Energie

Kantonsrat will Heizungen das Öl abdrehen

Kantonsrat unterstützt ETH-Vorstoss gegen Öl- und Gasheizungen. (Symbolbild)

Kantonsrat unterstützt ETH-Vorstoss gegen Öl- und Gasheizungen. (Symbolbild)

Bis in 18 Jahren soll es im Kanton Zürich keine Öl- und Gasheizungen mehr geben. Der Zürcher Kantonsrat hat am Montag eine entsprechende Einzelinitiative mit 73 zu 49 Stimmen unterstützt. Eingereicht wurde sie von über 40 Forschenden, darunter viele von der ETH.

Die Einzelinitiative verlangt zwar kein Verbot von Gas- oder Ölheizungen. Sie strebt aber an, den CO2-Ausstoss von Heizungen schrittweise auf Null zu senken, indem künftig keine neuen Gas- oder Ölanlagen mehr installiert werden.

Angesichts der Lebensdauer von Heizanlagen wäre der Kanton Zürich somit etwa ab Mitte der 2030er-Jahre frei von Gas- und Ölheizungen - ohne dass Hausbesitzer bestehende Anlagen abstellen müssten.

73 Kantonsrätinnen und Kantonsräte gaben dem Anliegen ihre Stimme. Sie stammten von Grünen, GLP, SP, AL und EVP.

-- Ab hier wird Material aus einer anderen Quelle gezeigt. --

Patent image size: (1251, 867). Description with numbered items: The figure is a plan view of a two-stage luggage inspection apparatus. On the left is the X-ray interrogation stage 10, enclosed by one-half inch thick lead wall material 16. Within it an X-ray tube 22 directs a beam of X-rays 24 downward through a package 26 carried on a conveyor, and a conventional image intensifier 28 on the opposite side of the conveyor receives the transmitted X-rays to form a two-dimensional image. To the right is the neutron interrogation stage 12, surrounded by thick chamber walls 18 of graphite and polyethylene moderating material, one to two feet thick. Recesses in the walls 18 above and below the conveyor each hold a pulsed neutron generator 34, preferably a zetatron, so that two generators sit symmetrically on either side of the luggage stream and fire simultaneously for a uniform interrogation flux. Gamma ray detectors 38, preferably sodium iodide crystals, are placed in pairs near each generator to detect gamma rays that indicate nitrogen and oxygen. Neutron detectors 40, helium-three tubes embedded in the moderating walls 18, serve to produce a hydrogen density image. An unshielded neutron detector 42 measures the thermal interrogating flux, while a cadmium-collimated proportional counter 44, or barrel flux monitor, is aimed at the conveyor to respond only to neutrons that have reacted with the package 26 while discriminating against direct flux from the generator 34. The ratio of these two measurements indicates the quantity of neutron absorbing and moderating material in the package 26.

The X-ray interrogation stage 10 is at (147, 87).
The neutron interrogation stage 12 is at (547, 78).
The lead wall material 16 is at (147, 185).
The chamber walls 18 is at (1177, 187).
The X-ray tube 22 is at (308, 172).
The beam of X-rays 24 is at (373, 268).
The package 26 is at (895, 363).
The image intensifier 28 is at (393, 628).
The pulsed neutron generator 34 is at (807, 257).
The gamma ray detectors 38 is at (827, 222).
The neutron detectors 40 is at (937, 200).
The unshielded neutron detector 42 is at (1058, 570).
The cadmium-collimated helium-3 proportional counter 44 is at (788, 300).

60 Stimmen waren für eine vorläufige Unterstützung nötig. Der Ball liegt nun beim Regierungsrat, der Bericht und Antrag dazu verfassen wird. Dann kommt das Anliegen erneut in den Rat.

"Klimaschutz konkret"

Es lohne sich, diesen Vorschlag auf Herz und Nieren zu prüfen, begründete die EVP ihre Unterstützung. "Nichts tun ist keine Alternative", sagte Daniel Sommer (Affoltern a. Albis).

Die GLP beurteilte das Anliegen als realistisch. Für die Grünen ist es "Klimaschutz konkret". "Es ist keine Frage der technischen Machbarkeit, sondern des politischen Willens."

Die SP war zwar der Ansicht, dass eigentlich der Bund für die Emissionsbegrenzung zuständig sei. Das Ziel sei aber richtig.

Weniger Aufbruchstimmung herrschte im bürgerlichen Lager. Für Cornelia Keller (BDP, Gossau) stimmt zwar die Richtung, aber der Zeitplan sei unrealistisch.

"Gesinnungswandel braucht Zeit." Die FDP kritisierte neben dem Zeitplan vor allem, dass mit der Einzelinitiative auch Erd- und Biogas verboten werden soll.

Gleicher Meinung war die CVP, die daran erinnerte, dass viele Gemeinden in den vergangenen Jahren die Gasnetze ausbauten.

Diese würden mit der Initiative wertlos. Für die SVP ist der Vorstoss eine "Hauruck-Übung", die Eigentumsrechte einschränke.

Die EDU wiederum bezweifelt, dass es überhaupt einen Klimawandel gibt. Das Klima sei schon immer in Bewegung gewesen.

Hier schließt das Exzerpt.